Jiminy is a quiet horse, for a wild mustang.
So says Allegra Billie, who adopted him in late August as part of the Seminole 4-H Mustang Challenge and has been working with him every day since.
“When I first brought him home, I couldn’t touch him at all,” said Billie, 18, a senior at LaBelle High School and the current Jr. Miss Florida Seminole. “So I brought along Secret, my barrel horse, to make him feel safe and not alone.”
The mild mannered Secret did the trick and within two weeks, Jiminy allowed Allegra to touch him. It was a milestone for the mustang that prior to living on Allegra’s family land had no experience with humans.
“Slowly but steadily he allowed me closer,” she said. “At around the same time he let me touch him, I got the harness on him.”
The 4-H Mustang Challenge’s seven participants are getting their mustangs accustomed to human interaction as they train them to wear a harness and walk on a lead. The kids are responsible for feeding and watering the yearling horses daily. The final test of the program will be guiding their horses through an obstacle course during the 4-H show in March.
“The kids are all doing really well,” said Trina Hipp, mustang challenge club leader. “They spend time with the horses every day and are all progressing at about the same rate. Most can walk the horses, some can bathe them. The kids are learning to have patience and becoming confident.”

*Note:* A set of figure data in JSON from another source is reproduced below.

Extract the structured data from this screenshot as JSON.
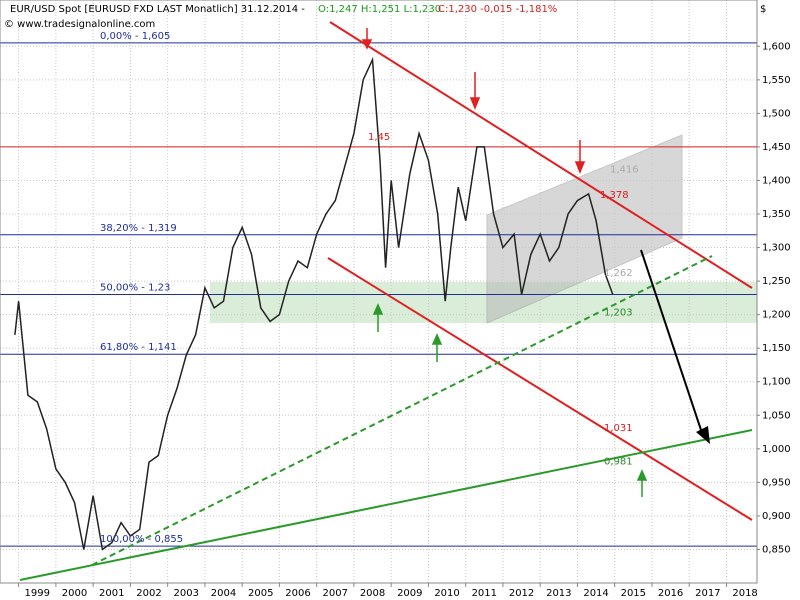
{
  "chart_data": {
    "type": "line",
    "title": "EUR/USD Spot [EURUSD FXD LAST Monatlich] 31.12.2014 -",
    "title_ohl": "O:1,247 H:1,251 L:1,230",
    "title_change": "C:1,230 -0,015 -1,181%",
    "source": "© www.tradesignalonline.com",
    "y_unit": "$",
    "x": [
      1998.9,
      1999.0,
      1999.25,
      1999.5,
      1999.75,
      2000.0,
      2000.25,
      2000.5,
      2000.75,
      2001.0,
      2001.25,
      2001.5,
      2001.75,
      2002.0,
      2002.25,
      2002.5,
      2002.75,
      2003.0,
      2003.25,
      2003.5,
      2003.75,
      2004.0,
      2004.25,
      2004.5,
      2004.75,
      2005.0,
      2005.25,
      2005.5,
      2005.75,
      2006.0,
      2006.25,
      2006.5,
      2006.75,
      2007.0,
      2007.25,
      2007.5,
      2007.75,
      2008.0,
      2008.25,
      2008.5,
      2008.7,
      2008.85,
      2009.0,
      2009.2,
      2009.5,
      2009.75,
      2010.0,
      2010.25,
      2010.45,
      2010.6,
      2010.8,
      2011.0,
      2011.3,
      2011.5,
      2011.75,
      2012.0,
      2012.3,
      2012.5,
      2012.75,
      2013.0,
      2013.25,
      2013.5,
      2013.75,
      2014.0,
      2014.3,
      2014.5,
      2014.75,
      2014.95
    ],
    "series": [
      {
        "name": "EUR/USD",
        "color": "#222222",
        "values": [
          1.17,
          1.22,
          1.08,
          1.07,
          1.03,
          0.97,
          0.95,
          0.92,
          0.85,
          0.93,
          0.85,
          0.86,
          0.89,
          0.87,
          0.88,
          0.98,
          0.99,
          1.05,
          1.09,
          1.14,
          1.17,
          1.24,
          1.21,
          1.22,
          1.3,
          1.33,
          1.29,
          1.21,
          1.19,
          1.2,
          1.25,
          1.28,
          1.27,
          1.32,
          1.35,
          1.37,
          1.42,
          1.47,
          1.55,
          1.58,
          1.43,
          1.27,
          1.4,
          1.3,
          1.41,
          1.47,
          1.43,
          1.35,
          1.22,
          1.3,
          1.39,
          1.34,
          1.45,
          1.45,
          1.35,
          1.3,
          1.32,
          1.23,
          1.29,
          1.32,
          1.28,
          1.3,
          1.35,
          1.37,
          1.38,
          1.34,
          1.26,
          1.23
        ]
      }
    ],
    "xlim": [
      1998.5,
      2018.82
    ],
    "xticks": [
      1999,
      2000,
      2001,
      2002,
      2003,
      2004,
      2005,
      2006,
      2007,
      2008,
      2009,
      2010,
      2011,
      2012,
      2013,
      2014,
      2015,
      2016,
      2017,
      2018
    ],
    "ylim": [
      0.8,
      1.669
    ],
    "yticks": [
      {
        "value": 0.85,
        "label": "0,850"
      },
      {
        "value": 0.9,
        "label": "0,900"
      },
      {
        "value": 0.95,
        "label": "0,950"
      },
      {
        "value": 1.0,
        "label": "1,000"
      },
      {
        "value": 1.05,
        "label": "1,050"
      },
      {
        "value": 1.1,
        "label": "1,100"
      },
      {
        "value": 1.15,
        "label": "1,150"
      },
      {
        "value": 1.2,
        "label": "1,200"
      },
      {
        "value": 1.25,
        "label": "1,250"
      },
      {
        "value": 1.3,
        "label": "1,300"
      },
      {
        "value": 1.35,
        "label": "1,350"
      },
      {
        "value": 1.4,
        "label": "1,400"
      },
      {
        "value": 1.45,
        "label": "1,450"
      },
      {
        "value": 1.5,
        "label": "1,500"
      },
      {
        "value": 1.55,
        "label": "1,550"
      },
      {
        "value": 1.6,
        "label": "1,600"
      }
    ],
    "grid": true,
    "fib_levels": [
      {
        "value": 1.605,
        "label": "0,00% - 1,605"
      },
      {
        "value": 1.319,
        "label": "38,20% - 1,319"
      },
      {
        "value": 1.23,
        "label": "50,00% - 1,23"
      },
      {
        "value": 1.141,
        "label": "61,80% - 1,141"
      },
      {
        "value": 0.855,
        "label": "100,00% - 0,855"
      }
    ],
    "fib_color": "#1f2f9f",
    "resistance": {
      "value": 1.45,
      "label": "1,45",
      "color": "#d62020"
    },
    "annotations": [
      {
        "value": 1.416,
        "label": "1,416",
        "color": "#aaaaaa"
      },
      {
        "value": 1.378,
        "label": "1,378",
        "color": "#d62020"
      },
      {
        "value": 1.262,
        "label": "1,262",
        "color": "#aaaaaa"
      },
      {
        "value": 1.203,
        "label": "1,203",
        "color": "#2a8a2a"
      },
      {
        "value": 1.031,
        "label": "1,031",
        "color": "#d62020"
      },
      {
        "value": 0.981,
        "label": "0,981",
        "color": "#2a8a2a"
      }
    ]
  }
}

Over the last three months, Billie has introduced Jiminy to other animals including the family dogs, cats and chickens. She also bathes him regularly, an activity Jiminy is not fond of; after each bath he rolls in the dirt and Allegra has to start all over.
“Once I got the harness on, I took off his Bureau of Land Management (BLM) tag,” she said. “That was a big accomplishment and one of my main goals. I have it hanging in my room now.”
The BLM’s Wild Horse and Burro Program manages and protects mustangs on more than 26 million acres of public land in 10 western states, which includes the Wild Horse and Burro program. Since the program’s inception in 1971, more than 240,000 animals have been adopted by the program’s participants.
The first thing Billie does after she gets off of the school bus is to head out to the pen to brush, walk and feed Jiminy.
“I spend as much time as I can with him,” she said. “The time really flies by. There’s been a drastic change since I got him.”
Billie’s diligent attention to Jiminy has paid off; the horse is used to the harness and walking on its lead. Sometimes he even follows her without the lead. She said he has gotten better at a lot of things, but doesn’t like loud noises. Billie often brings out a radio and cranks it up to get him used to the noise. Without that, the loudest sounds around come from other animals, including a noisy pair of Sandhill cranes.
“I’m grateful for this program because I’m in love with this horse,” Allegra said. “The program taught me a lot of patience; I couldn’t just jump in. I love connecting to this horse on another level because I have to break him in. I’ve never done that before and I might do it again.”